Quanto espaço é consumido em cada tipo de mobilidade? Os grandes centros urbanos realizam esta divisão de forma adequada? Os pedestres e ciclistas, modalidades baratas de locomoção disputam em igualdade o espaço urbano?

Ana Michela Lista Merchan (*)

 

As pessoas moram cada vez mais em cidades. Na América Latina é fato: as pessoas vivem em áreas urbanas. A vida se tornou urbana. O mundo é urbano. O envelhecimento, como consequência, também é urbano. E o que isso significa?

Como relatamos no artigo As cidades não estão preparadas para os que envelhecem, falta muito para que estas sejam lugares que acolham as pessoas idosas. A mobilidade é uma forma de acolher. E esse foi o tema tratado por Meli Malatesta, formada em engenharia de tráfego e que atuou por 35 anos na CET e atualmente é consultora e professora em políticas públicas, planejamento e projeto para Mobilidade Urbana Ativa durante o evento Diálogos intitulado “Cidade para Longeviver”, promovido pela PUC-SP e Banco Itaú, na cidade de São Paulo.

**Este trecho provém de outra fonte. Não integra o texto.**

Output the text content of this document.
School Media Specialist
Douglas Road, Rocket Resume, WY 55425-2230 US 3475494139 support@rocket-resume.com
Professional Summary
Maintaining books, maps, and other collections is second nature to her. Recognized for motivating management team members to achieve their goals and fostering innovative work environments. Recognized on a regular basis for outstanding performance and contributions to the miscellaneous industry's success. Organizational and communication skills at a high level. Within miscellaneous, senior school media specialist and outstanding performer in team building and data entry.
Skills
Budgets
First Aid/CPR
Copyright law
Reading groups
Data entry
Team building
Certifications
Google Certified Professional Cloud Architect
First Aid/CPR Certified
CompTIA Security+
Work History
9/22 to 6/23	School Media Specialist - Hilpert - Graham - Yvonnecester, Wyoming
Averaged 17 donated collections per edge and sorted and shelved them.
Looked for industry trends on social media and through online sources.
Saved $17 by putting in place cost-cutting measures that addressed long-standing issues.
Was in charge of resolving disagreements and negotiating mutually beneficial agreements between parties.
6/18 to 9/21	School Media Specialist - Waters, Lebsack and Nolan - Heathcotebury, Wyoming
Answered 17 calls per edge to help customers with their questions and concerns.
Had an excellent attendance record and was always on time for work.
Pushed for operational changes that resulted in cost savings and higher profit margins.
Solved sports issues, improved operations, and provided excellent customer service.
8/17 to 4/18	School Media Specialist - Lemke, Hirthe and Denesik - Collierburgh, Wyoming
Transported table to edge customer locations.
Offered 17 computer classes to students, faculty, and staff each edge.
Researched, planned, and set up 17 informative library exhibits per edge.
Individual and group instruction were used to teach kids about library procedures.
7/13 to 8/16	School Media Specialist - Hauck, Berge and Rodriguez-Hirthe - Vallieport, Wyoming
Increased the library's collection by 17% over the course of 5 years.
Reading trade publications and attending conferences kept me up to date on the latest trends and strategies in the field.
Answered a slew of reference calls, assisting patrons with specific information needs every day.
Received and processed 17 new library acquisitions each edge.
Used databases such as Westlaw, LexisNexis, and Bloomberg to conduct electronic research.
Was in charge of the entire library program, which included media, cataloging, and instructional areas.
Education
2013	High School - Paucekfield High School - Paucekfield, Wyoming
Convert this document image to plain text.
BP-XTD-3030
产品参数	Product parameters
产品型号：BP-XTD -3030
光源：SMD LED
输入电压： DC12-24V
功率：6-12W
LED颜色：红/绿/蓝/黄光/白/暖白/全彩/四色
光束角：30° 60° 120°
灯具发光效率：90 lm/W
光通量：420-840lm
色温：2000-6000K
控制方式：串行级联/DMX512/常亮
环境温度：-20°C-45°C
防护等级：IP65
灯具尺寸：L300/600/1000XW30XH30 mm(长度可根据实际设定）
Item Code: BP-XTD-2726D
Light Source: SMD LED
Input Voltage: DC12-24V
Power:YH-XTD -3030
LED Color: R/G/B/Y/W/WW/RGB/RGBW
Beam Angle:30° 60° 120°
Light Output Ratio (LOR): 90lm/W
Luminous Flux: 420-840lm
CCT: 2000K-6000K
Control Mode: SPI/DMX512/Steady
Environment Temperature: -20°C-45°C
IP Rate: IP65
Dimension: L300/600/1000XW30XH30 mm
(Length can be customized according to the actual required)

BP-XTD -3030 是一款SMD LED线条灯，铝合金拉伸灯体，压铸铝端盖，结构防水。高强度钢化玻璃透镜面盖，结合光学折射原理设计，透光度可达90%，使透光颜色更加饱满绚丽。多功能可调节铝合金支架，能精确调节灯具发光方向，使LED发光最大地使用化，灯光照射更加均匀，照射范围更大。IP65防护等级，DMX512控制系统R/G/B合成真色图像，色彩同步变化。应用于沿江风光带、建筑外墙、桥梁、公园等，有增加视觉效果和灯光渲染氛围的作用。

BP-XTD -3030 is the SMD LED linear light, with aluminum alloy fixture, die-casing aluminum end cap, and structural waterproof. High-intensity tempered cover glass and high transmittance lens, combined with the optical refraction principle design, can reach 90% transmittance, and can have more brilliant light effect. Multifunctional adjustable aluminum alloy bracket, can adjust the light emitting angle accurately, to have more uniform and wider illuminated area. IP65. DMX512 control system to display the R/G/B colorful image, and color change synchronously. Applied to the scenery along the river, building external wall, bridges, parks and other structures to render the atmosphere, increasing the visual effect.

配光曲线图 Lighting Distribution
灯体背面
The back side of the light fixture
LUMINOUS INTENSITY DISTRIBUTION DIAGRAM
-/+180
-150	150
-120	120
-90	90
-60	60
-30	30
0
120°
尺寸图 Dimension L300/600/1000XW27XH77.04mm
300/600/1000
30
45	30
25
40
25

Meli Malatesta inicia sua fala perguntando ao público presente: quanto espaço é consumido em cada tipo de mobilidade? Os grandes centros urbanos realizam esta divisão de forma adequada? Os pedestres e ciclistas, modalidades baratas de locomoção disputam em igualdade o espaço urbano?

Questões que levaram a plateia a refletir, especialmente após Malatesta perguntar sobre qual é nossa responsabilidade quanto à necessidade de usar de forma racional o espaço da cidade. Segundo ela, “temos que usar com responsabilidade os recursos do planeta, e os espaços urbanos são um deles!”.

Ela mesma responde: “Você não está em um congestionamento, você é um congestionamento!”, apresentando pesquisa publicada no Estadão, em junho de 2016, em que demonstra o custo mensal por modalidade de transporte. Segundo ela, o sistema de informação da mobilidade urbana apontou que 41% na mobilidade mais utilizada pelas pessoas é a mobilidade a pé, seguida de 28% de transporte coletivo, o que implica, então, preparar as cidades, a fim delas estarem mais adequadas e preparadas para manter e ampliar este público.

Outros dados que a especialista em mobilidade a pé passou durante o evento foram os relacionados a custos. Por bicicleta gira em torno de R$40,95, enquanto de carro em torno de R$855,54. Segundo ela, esses dados dão subsídios para a discussão dos espaços nas cidades para os tipos variados de transporte. E mais uma vez pergunta: a concorrência é justa?

É bom andar a pé?

Meli Malatesta assinala que numa sociedade consumista o indivíduo que não possui um automóvel e opta pelo transporte coletivo, bicicleta ou mesmo a mobilidade a pé, é tido como fracassado. E pergunta, essa imagem ainda é uma realidade? Ela mesmo responde dizendo que talvez não, pois acredita que já entramos num movimento de conscientização que derruba essa ideia.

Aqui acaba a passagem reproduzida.